FlightsFinder.com
- Company type: Private
- Industry: Travel
- Founded: 2008
- Founder: Shahab Siddiqui
- Parent: CFF International Ltd
- Website: flightsfinder.com

= FlightsFinder.com =

Airfare search engine

FlightsFinder.com (previously known as CheapFlightsFinder.com) is a travel search engine that aggregates flight fares from multiple flight aggregators including Kayak and Skyscanner and Google Flights. Described by The Telegraph and The Daily Express as a "meta-meta search" engine, FlightsFinder.com was founded in 2008 by Shahab Siddiqui.

FlightsFinder is owned by CFF International Ltd and remains primarily bootstrapped.

== History ==
FlightsFinder.com was officially founded as CheapFlightsFinder.com in 2008 by Shahab Siddiqui while undergoing kidney dialysis. Born with Spina Bifida, Siddiqui used his time in the hospital to develop a flight comparison website. He discovered noticeable price differences between the flight metasearch engines, which prompted him to develop and launch a meta-meta flight search.

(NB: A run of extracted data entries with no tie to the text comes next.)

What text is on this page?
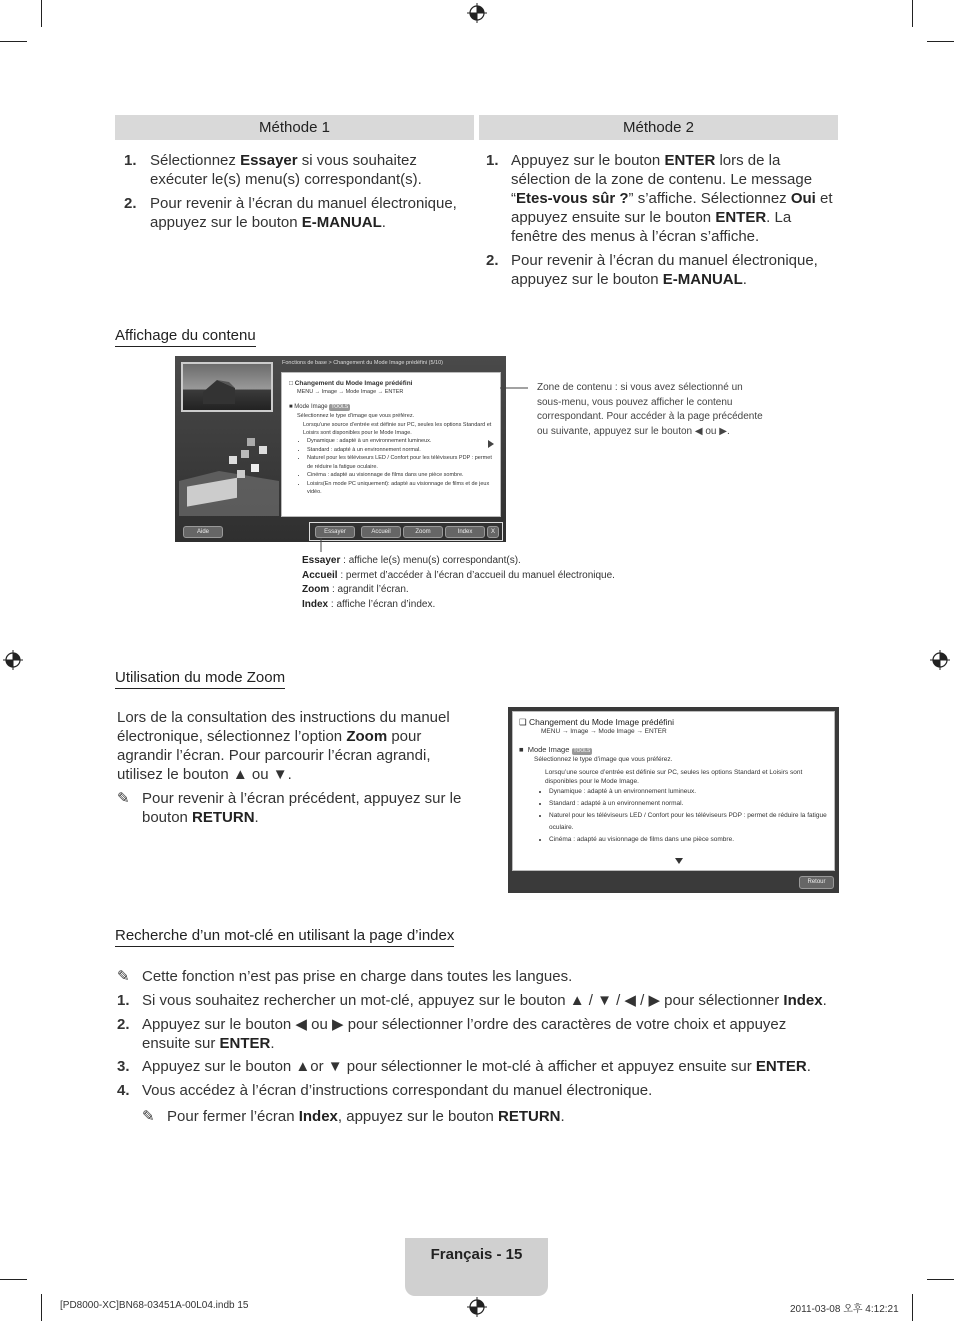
Méthode 1	Méthode 2
1. Sélectionnez Essayer si vous souhaitez exécuter le(s) menu(s) correspondant(s).
2. Pour revenir à l’écran du manuel électronique, appuyez sur le bouton E-MANUAL.
1. Appuyez sur le bouton ENTER lors de la sélection de la zone de contenu. Le message “Etes-vous sûr ?” s’affiche. Sélectionnez Oui et appuyez ensuite sur le bouton ENTER. La fenêtre des menus à l’écran s’affiche.
2. Pour revenir à l’écran du manuel électronique, appuyez sur le bouton E-MANUAL.
Affichage du contenu
Fonctions de base > Changement du Mode Image prédéfini (5/10)
□ Changement du Mode Image prédéfini
MENU → Image → Mode Image → ENTER
■ Mode Image TOOLS
Sélectionnez le type d’image que vous préférez.
Lorsqu’une source d’entrée est définie sur PC, seules les options Standard et Loisirs sont disponibles pour le Mode Image.
• Dynamique : adapté à un environnement lumineux.
• Standard : adapté à un environnement normal.
• Naturel pour les téléviseurs LED / Confort pour les téléviseurs PDP : permet de réduire la fatigue oculaire.
• Cinéma : adapté au visionnage de films dans une pièce sombre.
• Loisirs(En mode PC uniquement): adapté au visionnage de films et de jeux vidéo.
Aide	Essayer	Accueil	Zoom	Index	X
Zone de contenu : si vous avez sélectionné un sous-menu, vous pouvez afficher le contenu correspondant. Pour accéder à la page précédente ou suivante, appuyez sur le bouton ◀ ou ▶.
Essayer : affiche le(s) menu(s) correspondant(s).
Accueil : permet d’accéder à l’écran d’accueil du manuel électronique.
Zoom : agrandit l’écran.
Index : affiche l’écran d’index.
Utilisation du mode Zoom
Lors de la consultation des instructions du manuel électronique, sélectionnez l’option Zoom pour agrandir l’écran. Pour parcourir l’écran agrandi, utilisez le bouton ▲ ou ▼.
✎ Pour revenir à l’écran précédent, appuyez sur le bouton RETURN.
❑ Changement du Mode Image prédéfini
MENU → Image → Mode Image → ENTER
■  Mode Image TOOLS
Sélectionnez le type d’image que vous préférez.
Lorsqu’une source d’entrée est définie sur PC, seules les options Standard et Loisirs sont disponibles pour le Mode Image.
• Dynamique : adapté à un environnement lumineux.
• Standard : adapté à un environnement normal.
• Naturel pour les téléviseurs LED / Confort pour les téléviseurs PDP : permet de réduire la fatigue oculaire.
• Cinéma : adapté au visionnage de films dans une pièce sombre.
Retour
Recherche d’un mot-clé en utilisant la page d’index
✎ Cette fonction n’est pas prise en charge dans toutes les langues.
1. Si vous souhaitez rechercher un mot-clé, appuyez sur le bouton ▲ / ▼ / ◀ / ▶ pour sélectionner Index.
2. Appuyez sur le bouton ◀ ou ▶ pour sélectionner l’ordre des caractères de votre choix et appuyez ensuite sur ENTER.
3. Appuyez sur le bouton ▲or ▼ pour sélectionner le mot-clé à afficher et appuyez ensuite sur ENTER.
4. Vous accédez à l’écran d’instructions correspondant du manuel électronique.
✎ Pour fermer l’écran Index, appuyez sur le bouton RETURN.
Français - 15
[PD8000-XC]BN68-03451A-00L04.indb 15	2011-03-08 오후 4:12:21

In November 2017, the website launched its error fare search engine, an automatically flexible date flight tool that claims to detect potential errors in flight pricing. In September 2022, CheapFlightsFinder.com changed its name to FlightsFinder.com and added new search engines and features to the site.

In October 2023, FlightsFinder.com launched the “Airport stress calculator” tool, which forecasts the level of complexity and stress that individuals may encounter during their upcoming air travel experiences.

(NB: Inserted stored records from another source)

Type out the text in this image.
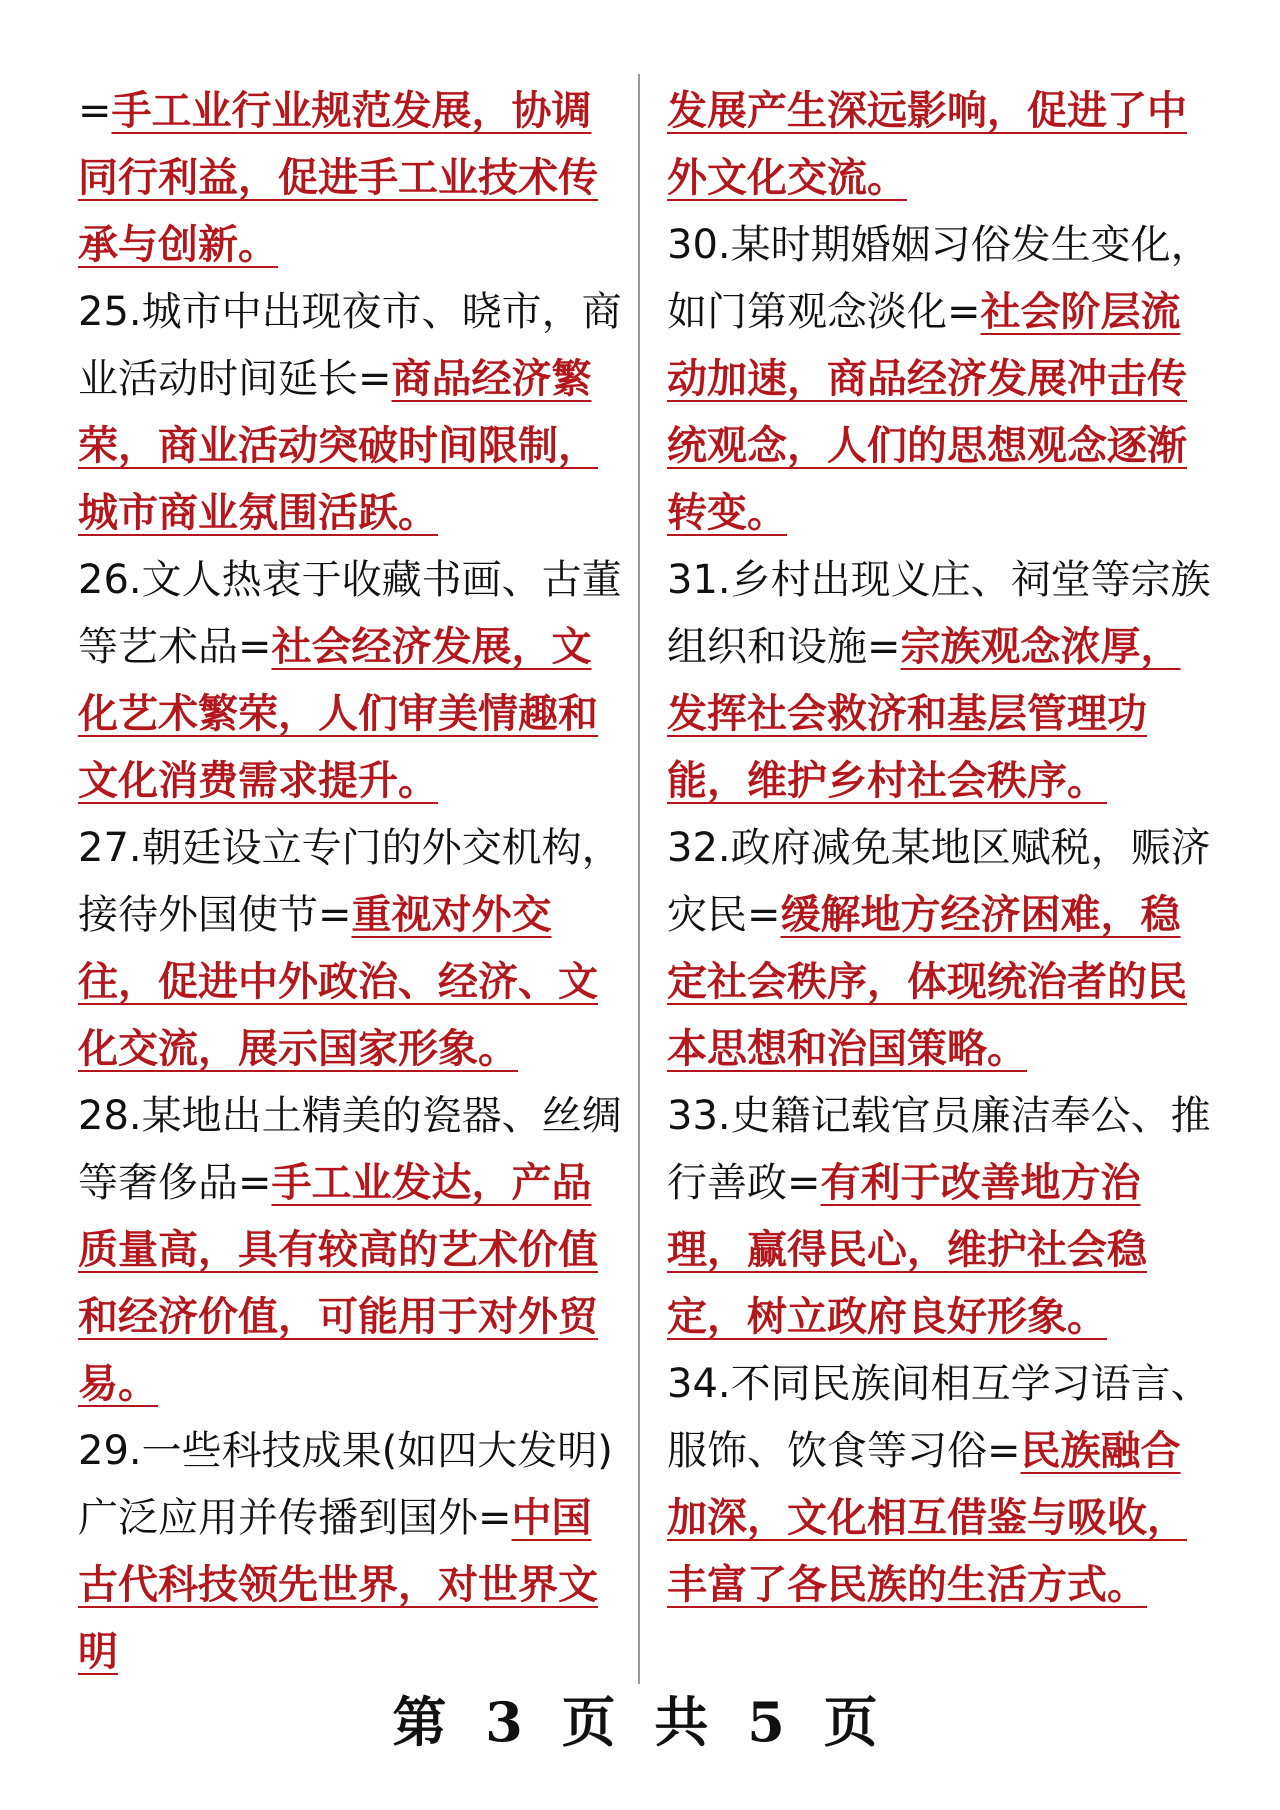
=手工业行业规范发展，协调同行利益，促进手工业技术传承与创新。

25.城市中出现夜市、晓市，商业活动时间延长=商品经济繁荣，商业活动突破时间限制，城市商业氛围活跃。

26.文人热衷于收藏书画、古董等艺术品=社会经济发展，文化艺术繁荣，人们审美情趣和文化消费需求提升。

27.朝廷设立专门的外交机构，接待外国使节=重视对外交往，促进中外政治、经济、文化交流，展示国家形象。

28.某地出土精美的瓷器、丝绸等奢侈品=手工业发达，产品质量高，具有较高的艺术价值和经济价值，可能用于对外贸易。

29.一些科技成果(如四大发明)广泛应用并传播到国外=中国古代科技领先世界，对世界文明

发展产生深远影响，促进了中外文化交流。

30.某时期婚姻习俗发生变化，如门第观念淡化=社会阶层流动加速，商品经济发展冲击传统观念，人们的思想观念逐渐转变。

31.乡村出现义庄、祠堂等宗族组织和设施=宗族观念浓厚，发挥社会救济和基层管理功能，维护乡村社会秩序。

32.政府减免某地区赋税，赈济灾民=缓解地方经济困难，稳定社会秩序，体现统治者的民本思想和治国策略。

33.史籍记载官员廉洁奉公、推行善政=有利于改善地方治理，赢得民心，维护社会稳定，树立政府良好形象。

34.不同民族间相互学习语言、服饰、饮食等习俗=民族融合加深，文化相互借鉴与吸收，丰富了各民族的生活方式。

第 3 页 共 5 页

In 2023, FlightFinder found that London Heathrow is the sixth worst airport for delays, with nearly one in three (28%) of its outbound flights departing late.

As of 2025, the platform integrated artificial intelligence to provide "Search Summaries," which analyze whether stopovers or alternative airports provide statistically significant savings. In 2026, the site was recognized by travel publication Frommer’s as one of the primary tools for identifying the lowest available international airfares.